Elezioni amministrative 2026, ballottaggi il 7 e 8 giugno in 42 Comuni: l’elenco completo del Ministero dell’Interno

Pubblicato l’elenco ufficiale dei Comuni interessati dai ballottaggi delle elezioni amministrative 2026: sei capoluoghi e oltre 1,1 milioni di elettori coinvolti

3 Giugno 2026
Modifica zoom
100%

Il Ministero dell’Interno ha pubblicato l’elenco dei Comuni interessati dal turno di ballottaggio delle elezioni amministrative del 7 e 8 giugno 2026. Saranno complessivamente 42 i Comuni chiamati nuovamente alle urne per l’elezione diretta del sindaco, con un corpo elettorale pari a 1.133.135 elettori distribuiti in 1.303 sezioni.
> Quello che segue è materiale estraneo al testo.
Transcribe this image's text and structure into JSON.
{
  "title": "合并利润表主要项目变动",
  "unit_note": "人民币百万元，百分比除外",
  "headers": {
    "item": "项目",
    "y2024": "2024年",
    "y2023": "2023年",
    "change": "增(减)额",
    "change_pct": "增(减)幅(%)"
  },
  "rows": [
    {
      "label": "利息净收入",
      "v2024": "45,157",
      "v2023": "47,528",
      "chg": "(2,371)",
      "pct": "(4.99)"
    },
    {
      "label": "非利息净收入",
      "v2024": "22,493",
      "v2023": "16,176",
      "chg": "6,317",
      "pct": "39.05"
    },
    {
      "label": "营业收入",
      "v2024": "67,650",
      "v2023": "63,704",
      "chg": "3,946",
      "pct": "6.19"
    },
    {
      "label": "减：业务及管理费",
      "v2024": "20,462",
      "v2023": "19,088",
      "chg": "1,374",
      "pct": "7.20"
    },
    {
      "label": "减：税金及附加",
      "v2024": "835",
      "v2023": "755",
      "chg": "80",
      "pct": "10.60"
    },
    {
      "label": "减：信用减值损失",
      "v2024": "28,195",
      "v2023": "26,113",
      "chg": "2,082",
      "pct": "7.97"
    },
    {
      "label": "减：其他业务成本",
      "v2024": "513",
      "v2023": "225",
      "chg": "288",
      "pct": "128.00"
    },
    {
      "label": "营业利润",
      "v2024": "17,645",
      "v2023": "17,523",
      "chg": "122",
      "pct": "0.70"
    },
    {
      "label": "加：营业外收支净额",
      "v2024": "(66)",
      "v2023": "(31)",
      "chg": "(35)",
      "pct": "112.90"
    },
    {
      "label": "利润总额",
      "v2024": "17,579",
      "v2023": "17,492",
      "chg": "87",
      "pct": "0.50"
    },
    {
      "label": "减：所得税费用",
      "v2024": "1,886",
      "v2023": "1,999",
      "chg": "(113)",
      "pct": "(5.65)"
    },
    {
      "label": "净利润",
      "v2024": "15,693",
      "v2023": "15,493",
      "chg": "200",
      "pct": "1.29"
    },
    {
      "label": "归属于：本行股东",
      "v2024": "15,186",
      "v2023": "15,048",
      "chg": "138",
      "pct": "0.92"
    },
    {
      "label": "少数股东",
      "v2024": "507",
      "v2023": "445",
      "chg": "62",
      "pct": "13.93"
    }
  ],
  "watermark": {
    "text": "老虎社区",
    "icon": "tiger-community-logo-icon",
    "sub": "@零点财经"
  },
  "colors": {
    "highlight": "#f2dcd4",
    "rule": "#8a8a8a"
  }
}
Il secondo turno interesserà prevalentemente Comuni di medie e grandi dimensioni. Dei 42 Enti coinvolti, 41 hanno una popolazione superiore a 15.000 abitanti, mentre un solo Comune appartiene alla fascia demografica pari o inferiore a 15.000 abitanti.

Sei capoluoghi al voto

Tra gli Enti interessati figurano sei comuni capoluogo: Lecco, Arezzo, Macerata, Chieti, Trani e Agrigento.

Leggi anche:

Campania prima regione per numero di ballottaggi

La distribuzione territoriale evidenzia una significativa presenza di comuni chiamati al secondo turno nelle regioni meridionali. La Campania è la regione con il maggior numero di enti coinvolti, pari a dieci comuni, seguita da Lombardia e Puglia con sei comuni ciascuna.
Il quadro regionale è il seguente:

  • Campania: 10 comuni;
  • Lombardia: 6 comuni;
  • Puglia: 6 comuni;
  • Calabria: 3 comuni;
  • Lazio: 3 comuni;
  • Sicilia: 3 comuni;
  • Veneto: 3 comuni;
  • Emilia-Romagna: 2 comuni;
  • Toscana: 2 comuni;
  • Piemonte: 2 comuni;
  • Abruzzo: 1 comune;
  • Marche: 1 comune.

Oltre un milione di elettori coinvolti

Dal punto di vista organizzativo, il turno di ballottaggio interesserà complessivamente 1.133.135 elettori distribuiti in 1.303 sezioni elettorali.

Gli uffici elettorali comunali sono chiamati a completare le attività necessarie allo svolgimento della consultazione, comprese la predisposizione dei seggi, la gestione del personale addetto alle operazioni elettorali e il coordinamento con le prefetture e gli altri soggetti istituzionali coinvolti.

Le regole del secondo turno

Nei Comuni con popolazione superiore a 15.000 abitanti, qualora nessun candidato sindaco abbia ottenuto la maggioranza assoluta dei voti validi al primo turno, si procede al ballottaggio tra i due candidati che hanno conseguito il maggior numero di voti.
Risulta eletto il candidato che ottiene il maggior numero di voti validi nel secondo turno di votazione.

Le operazioni di voto si svolgeranno nelle giornate di domenica 7 e lunedì 8 giugno 2026, completando il quadro del rinnovo amministrativo nei comuni interessati dalla consultazione.